Alumna Is Loving Every Second with Cirque
Posted: October 19, 2011 at 2:53 pm, Last Updated: October 20, 2011 at 8:08 am
By Jason Jacks
“I love this show!” Lalande happily exclaims, sounding much like the thousands of other fans who have caught this magical trip through Beatlemania.
But Lalande is not just a fan, she also runs the show. Recently named the new artistic director of the five-year-old spectacle, Lalande is in charge of about 70 artists, as well as everything from hiring to overseeing the show’s aesthetics to creative tinkering.
“We are sort of the keepers of the creative quality of the show,” Lalande says from her new home in Las Vegas.
A Cirque veteran, Lalande has been with the wildly popular performing arts company since 2008. Before that, she choreographed and taught dance up and down the East Coast, including New York City, America’s dance capital. In addition, she was once the tour choreographer for the hip hop band The Roots, and she is the founder of Mayzsoul, a Washington, D.C.-area dance company that helps young dancers expand their résumés by giving them ample opportunities to perform.
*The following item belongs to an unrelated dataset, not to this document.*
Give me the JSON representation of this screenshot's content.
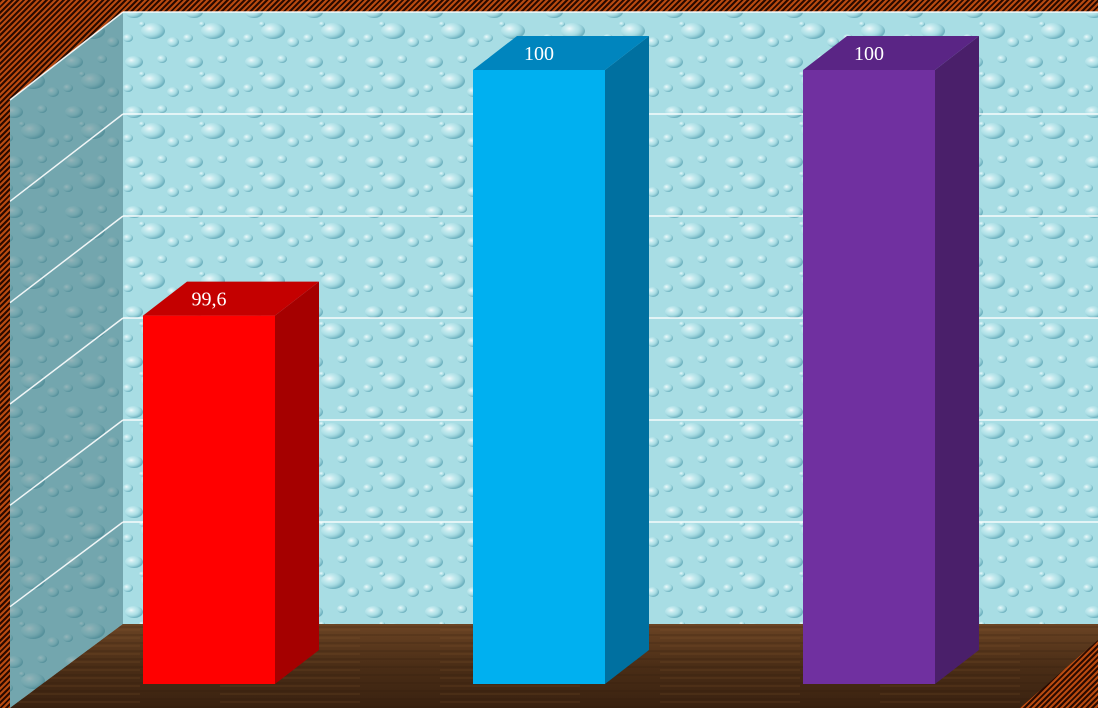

The Fairfax, Va., native says she began pursuing a position with Cirque about four years before she landed a spot with the troupe. The last year of the courtship involved multiple trips up to Cirque’s headquarters in Montreal for a series of grueling interviews.
Liking what they saw in her, Cirque eventually hired Lalande as one of its artistic directors, and she spent the next three years living like a gypsy while touring the world with such shows as “Kooza” and “Totem.” But Lalande can finally put away her suitcases, as she has a more grounded gig with “Love.”
“For me, it was time to settle down a bit,” she says.
Housed in a theater at the Mirage Hotel and Casino built specifically for the Cirque show, “Love” is a mesmerizing and colorful look back at the evolution of the Beatles set to the music of the Fab Four. It was created by late Beatle George Harrison and Cirque founder Guy Laliberté. “It was such an historical collaboration,” Lalande points out.
When interviewed in early October, Lalande had just arrived in Las Vegas and had yet to fully ensconce herself in her new role. But, in the near future, she says, she hopes to infuse some of her own touches into the program. “You first look at what’s been done, what’s been tried, before adding your two cents,” she says. “But with time, your style comes in.”
And while much of her success is attributed to her own hard work and persistence, Lalande doesn’t hesitate to give credit to her training at Mason, where some of that style was undoubtedly groomed.
“I had a lot of phenomenal teachers,” she recalls of her time spent in what was then the Dance Department, now the School of Dance. “Those people taught me how to construct and deconstruct a show.”
As for her future, Lalande is not resting on her creative laurels. Outside of Cirque, she’s still involved with Mayzsoul as its director and is working on a children’s book that she hopes to turn into a movie someday.
“It’s been keeping me very entertained,” she says of working for Cirque. “But life is long, and I have a lot more ideas.”